I have always had a keen interest in social history and collecting so my work never feels like work. I regularly work with Berwick Record Office and their photographic collections, digitising all manner of formats of negatives and prints. This has led to an involvement in a number of projects. The most recent being the publication of 'Snapshots of the 60s', a book highlighting images from the collection taken during the 1960s. We are currently working on the next in the series focussing on the 1970s.
The Cowe project and the 'Cockle' maker -
In 2013 I began a research project supporting a body of photographic work I was creating. The work documented a group of historically significant Georgian buildings in Berwick upon Tweed which were about to undergo a major restoration, partially funded by a Heritage Lottery Fund grant. The buildings had been owned by one family (the Cowe for over 120 years and remained practically untouched.
The purpose of the residential, retail and storage spaces were easily interpreted, however a tiny room at the rear of one property above a yard posed a number of questions.
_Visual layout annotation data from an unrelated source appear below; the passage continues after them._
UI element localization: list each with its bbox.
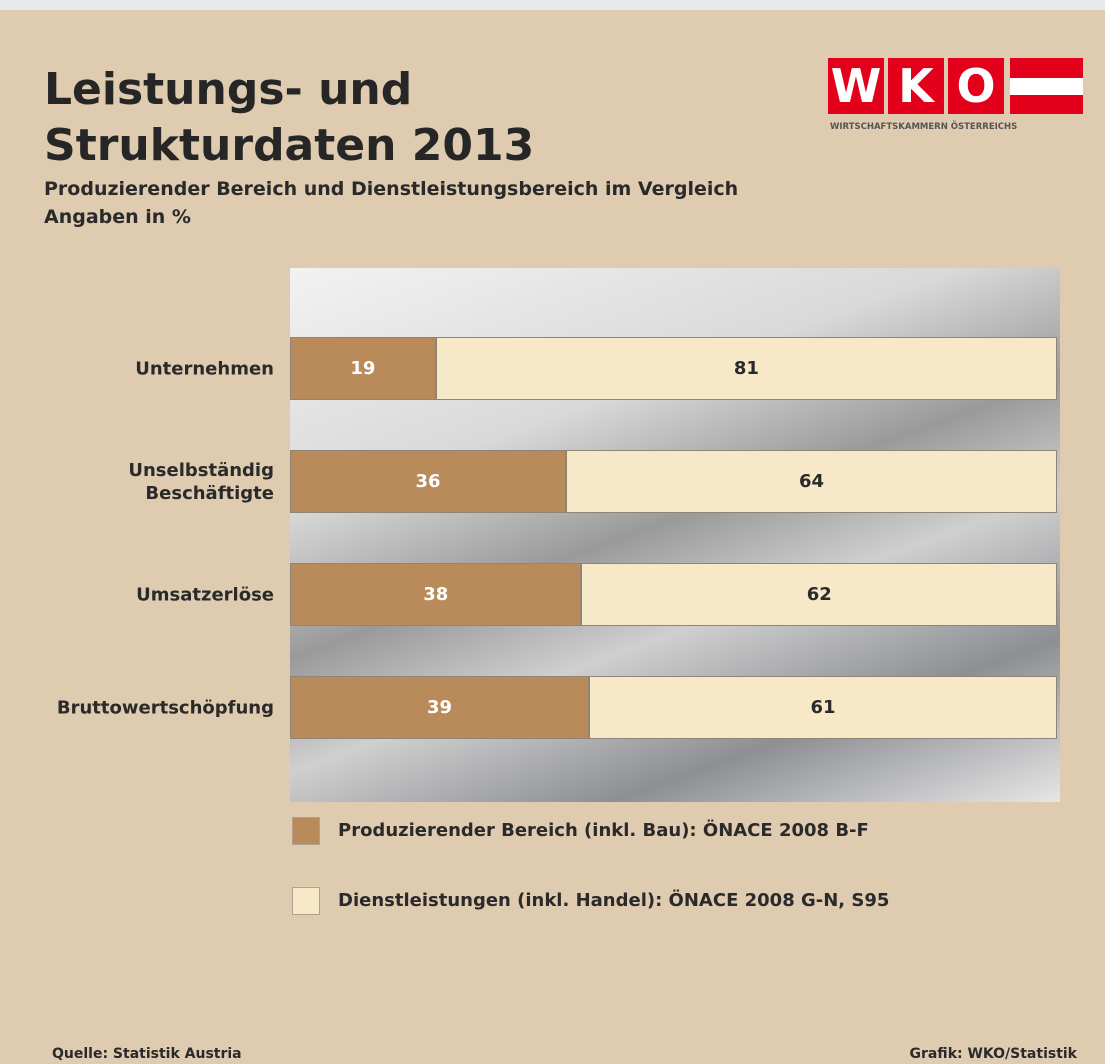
logo-letter: K [888,58,944,114]
top-border [0,0,1105,10]
value-label: 36 [415,471,441,492]
bar-segment: 81 [435,337,1057,400]
title: Leistungs- und Strukturdaten 2013 [44,64,535,171]
category-label: Unselbständig Beschäftigte [128,459,274,504]
value-label: 61 [810,697,836,718]
logo-flag [1010,58,1083,78]
value-label: 38 [423,584,449,605]
category-label: Umsatzerlöse [136,584,274,605]
bar-segment: 64 [566,450,1057,513]
logo-caption: WIRTSCHAFTSKAMMERN ÖSTERREICHS [830,122,1018,132]
note: Angaben in % [44,206,191,228]
logo-letter: W [828,58,884,114]
legend-swatch [292,887,320,915]
value-label: 62 [806,584,832,605]
legend-label: Dienstleistungen (inkl. Handel): ÖNACE 2… [338,890,890,911]
legend-label: Produzierender Bereich (inkl. Bau): ÖNAC… [338,820,869,841]
logo-flag [1010,95,1083,114]
value-label: 81 [733,358,759,379]
category-label: Unternehmen [135,358,274,379]
logo-flag [1010,78,1083,95]
value-label: 64 [799,471,825,492]
value-label: 39 [427,697,453,718]
bar-segment: 62 [581,563,1057,626]
bar-segment: 19 [290,337,436,400]
legend-swatch [292,817,320,845]
bar-segment: 61 [589,676,1057,739]
bar-segment: 36 [290,450,567,513]
logo-letter: O [948,58,1004,114]
value-label: 19 [350,358,376,379]
subtitle: Produzierender Bereich und Dienstleistun… [44,178,739,200]
bar-segment: 38 [290,563,582,626]
category-label: Bruttowertschöpfung [56,697,274,718]
source: Quelle: Statistik Austria [52,1046,242,1062]
credit: Grafik: WKO/Statistik [909,1046,1077,1062]
bar-segment: 39 [290,676,590,739]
The floor was boarded with very short boards, a bench surrounded a third of the room covered partially in slate, metal and wood, above which were two metal hooks. A cast iron open-topped boiler sat on a stone plinth in the centre of the room with a copper pan balanced on the edge.
I recorded this room as I had done with all of the others, but more needed to be done. I eventually met Terry Heapy, who, between 1969 and 2004 worked in this room making the peppermint sweet known as the 'Berwick Cockle'. Having worked in the room for over 30 years he gave me great insights into what went on there and how all of the features were used. I used modern photographs to jog his memory and in return he supplied me with a large amount of photographs and other material telling his story and that of the Berwick Cockle.
This is just one example of how we can use photography to gain knowledge about the uses of historic buildings. We can use the images, documents and oral testimonies we gather to create a lasting record for the future.
We have now gathered huge amounts of information about the 'Cowe' buildings and their human story. I have acted as archivist for the project, and have digitised all of this material. As well as compiling a report for the owners of the buildings as part of their planning consent, the work will be made available to the public through the local archive. An exhibition was held in April 2017 showcase this work and to allow the public to share their memories of the properties.